Os pneus de 2014

Depois dos problemas e polêmicas causados pelos no campeonato de 2013, pela pouca resistência dos compostos (ver aqui Inglaterra 2013), a Pirelli, única fornecedora para Fórmula 1, modificou completamente os pneus para a temporada de 2014. Segundo a direção da fábrica, a quarta geração de pneus desenvolvidos pela empresa, desde 2011, é tão diferente das anteriores quanto os carros em relação aos anteriores. Os pneus de 2014 são mais resistentes e desgastam menos, sem comprometer o desempenho.

O diretor de motores esportivos da Pirelli, Paul Hembery, diz que a F1 passa pela mudança de regras mais radical da era moderna, por isso a fábrica teve de criar um conjunto de pneus completamente diferente para as novidades aerodinâmicas dos carros de 2014. Nas suas palavras, “os novos compostos e construções reduzem a degradação, mantendo o meso nível de desempenho”.

Ainda conforme informações da empresa, todos os compostos são novos, em geral um pouco mais duros, para suportarem as diferentes características do carro, além de melhorar a estabilidade.
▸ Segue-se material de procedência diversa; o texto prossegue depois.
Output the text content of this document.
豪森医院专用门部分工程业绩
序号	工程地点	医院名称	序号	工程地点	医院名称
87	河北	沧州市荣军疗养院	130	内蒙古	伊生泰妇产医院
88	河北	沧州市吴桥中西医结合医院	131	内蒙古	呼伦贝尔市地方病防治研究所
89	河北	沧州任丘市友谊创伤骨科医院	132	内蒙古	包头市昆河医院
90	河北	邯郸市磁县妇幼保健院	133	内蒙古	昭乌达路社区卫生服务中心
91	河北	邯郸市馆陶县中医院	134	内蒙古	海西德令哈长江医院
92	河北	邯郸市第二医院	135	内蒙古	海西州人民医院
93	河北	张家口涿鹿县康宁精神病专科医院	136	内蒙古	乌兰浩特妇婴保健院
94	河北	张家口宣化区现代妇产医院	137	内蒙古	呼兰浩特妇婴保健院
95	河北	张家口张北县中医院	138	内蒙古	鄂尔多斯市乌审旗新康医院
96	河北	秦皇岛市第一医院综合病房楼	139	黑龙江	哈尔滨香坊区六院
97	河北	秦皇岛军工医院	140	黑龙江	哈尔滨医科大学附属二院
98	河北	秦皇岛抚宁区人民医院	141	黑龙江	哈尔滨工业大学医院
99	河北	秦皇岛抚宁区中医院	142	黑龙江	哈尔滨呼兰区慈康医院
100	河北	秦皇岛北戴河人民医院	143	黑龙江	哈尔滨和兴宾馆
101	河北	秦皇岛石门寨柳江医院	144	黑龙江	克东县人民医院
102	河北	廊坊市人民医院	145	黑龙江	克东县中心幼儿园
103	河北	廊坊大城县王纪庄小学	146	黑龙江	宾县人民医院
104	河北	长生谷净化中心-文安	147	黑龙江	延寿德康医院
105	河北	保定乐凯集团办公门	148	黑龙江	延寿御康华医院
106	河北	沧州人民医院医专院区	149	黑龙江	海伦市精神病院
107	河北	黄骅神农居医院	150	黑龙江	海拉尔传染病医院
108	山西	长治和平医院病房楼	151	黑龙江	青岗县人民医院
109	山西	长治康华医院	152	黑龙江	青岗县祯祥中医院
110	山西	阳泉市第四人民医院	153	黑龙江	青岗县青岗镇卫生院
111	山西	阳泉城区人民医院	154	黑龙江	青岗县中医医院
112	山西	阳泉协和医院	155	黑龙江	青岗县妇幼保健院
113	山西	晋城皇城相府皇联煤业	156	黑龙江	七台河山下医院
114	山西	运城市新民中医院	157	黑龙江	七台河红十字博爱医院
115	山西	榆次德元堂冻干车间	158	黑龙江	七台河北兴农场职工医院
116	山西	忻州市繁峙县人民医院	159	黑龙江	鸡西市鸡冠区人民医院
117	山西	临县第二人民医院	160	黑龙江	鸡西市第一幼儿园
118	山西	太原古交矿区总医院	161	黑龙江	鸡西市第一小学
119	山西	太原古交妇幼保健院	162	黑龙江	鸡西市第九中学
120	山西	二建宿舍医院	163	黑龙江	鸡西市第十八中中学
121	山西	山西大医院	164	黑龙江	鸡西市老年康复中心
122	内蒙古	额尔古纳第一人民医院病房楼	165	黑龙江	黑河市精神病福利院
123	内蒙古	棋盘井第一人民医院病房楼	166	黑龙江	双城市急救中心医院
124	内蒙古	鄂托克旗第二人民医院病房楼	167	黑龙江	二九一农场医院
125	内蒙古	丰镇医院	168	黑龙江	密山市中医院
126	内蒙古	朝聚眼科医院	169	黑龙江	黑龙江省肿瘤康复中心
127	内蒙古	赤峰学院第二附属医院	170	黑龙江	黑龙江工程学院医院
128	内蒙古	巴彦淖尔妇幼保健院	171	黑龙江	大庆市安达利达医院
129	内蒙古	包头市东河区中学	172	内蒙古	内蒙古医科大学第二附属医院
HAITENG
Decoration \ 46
As novas estruturas têm contato mais uniforme com a pista e maior aderência. Os diferentes compostos estão mais próximos entre si, com menor diferença entre os de alta (Duro) e baixa (Macio) performance.

As alterações, também segundo a empresa, produzem ganho de pouco mais de meio segundo por volta, proporcionando às equipes maior variedade de estratégias durante a temporada.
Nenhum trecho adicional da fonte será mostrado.